E fê-lo precisamente porque os interesses coloniais ocidentais – tal como os interesses de Israel – devem racionalizar a desumanização dos palestinianos e dos seus apoiantes como racistas e bárbaros, na busca do Ocidente pela dominação e pelo antiquado controlo dos recursos no Médio Oriente.
Mas é Albanese, e não Macron, que luta agora para salvar a reputação dela. É ela quem está sendo considerada racista e anti-semita. Por quem? Por Israel e pelos líderes europeus que apoiam o genocídio.
Causa sagrada
Israel precisa de anti-semitismo. E armado com uma redefinição ridícula adoptada pelos aliados ocidentais que classifica como ódio aos judeus qualquer oposição aos seus crimes – qualquer rejeição das suas falsas alegações de “autodefesa” à medida que esmaga a resistência à sua ocupação e à opressão dos palestinianos – Israel tem todos os incentivos cometer mais crimes.
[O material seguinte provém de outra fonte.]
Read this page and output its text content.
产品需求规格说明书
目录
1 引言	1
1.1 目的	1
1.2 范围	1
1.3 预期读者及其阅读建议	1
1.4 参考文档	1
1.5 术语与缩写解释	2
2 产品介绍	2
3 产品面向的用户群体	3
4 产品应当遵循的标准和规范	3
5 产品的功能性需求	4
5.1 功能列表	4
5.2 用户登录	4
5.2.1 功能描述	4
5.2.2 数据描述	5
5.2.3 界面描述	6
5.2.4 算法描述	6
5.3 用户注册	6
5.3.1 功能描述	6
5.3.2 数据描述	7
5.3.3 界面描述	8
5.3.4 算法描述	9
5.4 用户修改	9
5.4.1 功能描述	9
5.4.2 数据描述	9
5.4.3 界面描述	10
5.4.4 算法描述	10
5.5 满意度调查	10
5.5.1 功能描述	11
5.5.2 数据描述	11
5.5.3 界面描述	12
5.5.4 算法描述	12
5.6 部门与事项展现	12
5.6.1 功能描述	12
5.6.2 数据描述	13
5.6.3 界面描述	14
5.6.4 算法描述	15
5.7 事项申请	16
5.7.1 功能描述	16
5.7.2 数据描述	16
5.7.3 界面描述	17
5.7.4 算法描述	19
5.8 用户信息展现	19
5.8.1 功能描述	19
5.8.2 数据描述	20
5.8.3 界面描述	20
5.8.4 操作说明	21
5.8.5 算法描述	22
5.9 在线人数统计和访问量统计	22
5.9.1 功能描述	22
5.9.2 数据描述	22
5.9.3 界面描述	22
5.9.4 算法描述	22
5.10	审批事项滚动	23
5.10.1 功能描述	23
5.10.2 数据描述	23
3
É um dever moral derrotar estes guerreiros do “anti-semitismo” e afirmar a nossa humanidade partilhada – e o direito de todos a viver em paz e dignidade
Cada atrocidade produz mais indignação, mais ressentimento, mais “antissemitismo”. E quanto mais ressentimento, mais indignação, mais “anti-semitismo”, mais Israel e os seus apoiantes podem apresentar o autoproclamado Estado judeu como um santuário desse “anti-semitismo”.
Israel já não é tratado como um Estado, como um actor político capaz de cometer crimes e massacrar crianças, mas como um artigo de fé. É transformado num sistema de crenças, imune à crítica ou ao escrutínio. Ela transcende a política para se tornar uma causa sagrada. E qualquer oposição deve ser condenada como perversa, como blasfêmia.
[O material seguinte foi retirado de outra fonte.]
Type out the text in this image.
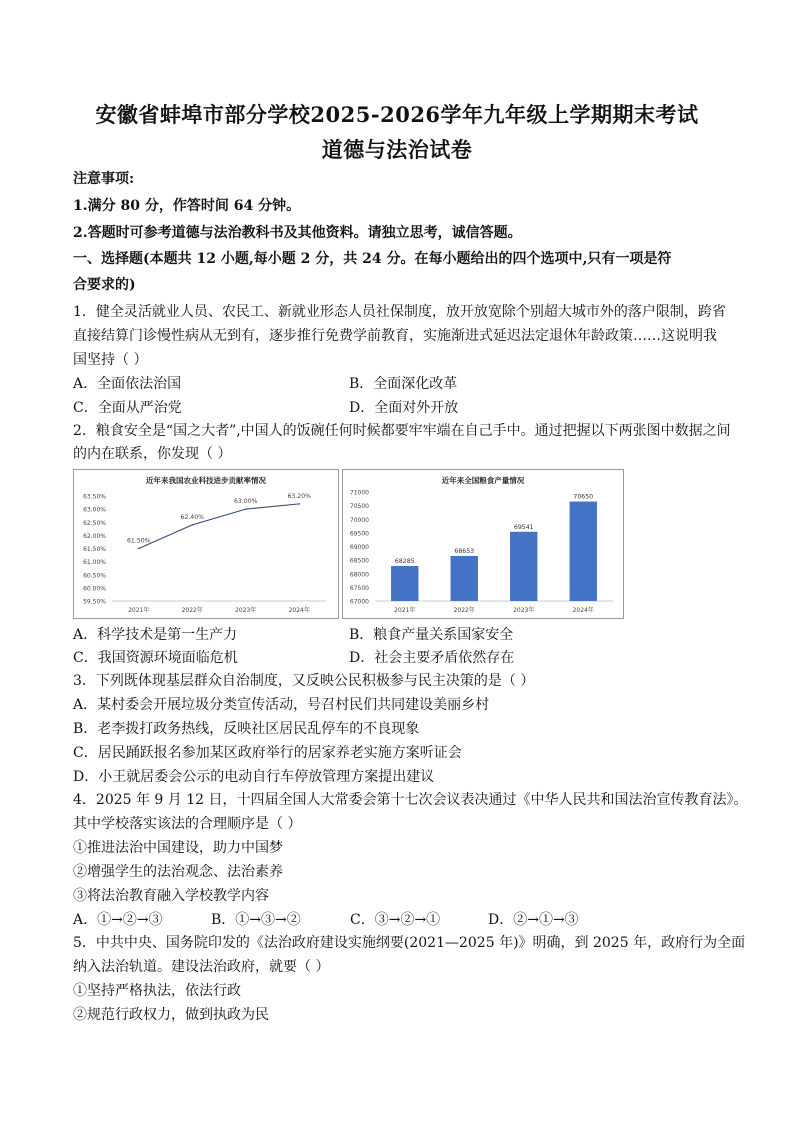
安徽省蚌埠市部分学校2025-2026学年九年级上学期期末考试
道德与法治试卷
注意事项:
1.满分 80 分，作答时间 64 分钟。
2.答题时可参考道德与法治教科书及其他资料。请独立思考，诚信答题。
一、选择题(本题共 12 小题,每小题 2 分，共 24 分。在每小题给出的四个选项中,只有一项是符
合要求的)
1．健全灵活就业人员、农民工、新就业形态人员社保制度，放开放宽除个别超大城市外的落户限制，跨省
直接结算门诊慢性病从无到有，逐步推行免费学前教育，实施渐进式延迟法定退休年龄政策……这说明我
国坚持（ ）
A．全面依法治国	B．全面深化改革
C．全面从严治党	D．全面对外开放
2．粮食安全是“国之大者”,中国人的饭碗任何时候都要牢牢端在自己手中。通过把握以下两张图中数据之间
的内在联系，你发现（ ）
近年来我国农业科技进步贡献率情况
63.50%
63.00%
62.50%
62.00%
61.50%
61.00%
60.50%
60.00%
59.50%
2021年	2022年	2023年	2024年
61.50%
62.40%
63.00%
63.20%
近年来全国粮食产量情况
71000
70500
70000
69500
69000
68500
68000
67500
67000
2021年	2022年	2023年	2024年
68285
68653
69541
70650
A．科学技术是第一生产力	B．粮食产量关系国家安全
C．我国资源环境面临危机	D．社会主要矛盾依然存在
3．下列既体现基层群众自治制度，又反映公民积极参与民主决策的是（ ）
A．某村委会开展垃圾分类宣传活动，号召村民们共同建设美丽乡村
B．老李拨打政务热线，反映社区居民乱停车的不良现象
C．居民踊跃报名参加某区政府举行的居家养老实施方案听证会
D．小王就居委会公示的电动自行车停放管理方案提出建议
4．2025 年 9 月 12 日，十四届全国人大常委会第十七次会议表决通过《中华人民共和国法治宣传教育法》。
其中学校落实该法的合理顺序是（ ）
①推进法治中国建设，助力中国梦
②增强学生的法治观念、法治素养
③将法治教育融入学校教学内容
A．①→②→③	B．①→③→②	C．③→②→①	D．②→①→③
5．中共中央、国务院印发的《法治政府建设实施纲要(2021—2025 年)》明确，到 2025 年，政府行为全面
纳入法治轨道。建设法治政府，就要（ ）
①坚持严格执法，依法行政
②规范行政权力，做到执政为民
Qual é precisamente o estado para o qual a política ocidental evoluiu.
Esta batalha contra o “anti-semitismo” – ou melhor, a batalha que está a ser travada por Israel e pelos seus partidários – visa virar o significado das palavras, e os valores que elas representam, do avesso. É uma luta para esmagar a solidariedade com o povo palestiniano e deixá-lo sem amigos e nu perante a campanha de genocídio de Israel.
É um dever moral derrotar estes guerreiros do “anti-semitismo” e afirmar a nossa humanidade partilhada – e o direito de todos a viver em paz e dignidade – antes que Israel e os seus apologistas abram o caminho para um massacre ainda maior.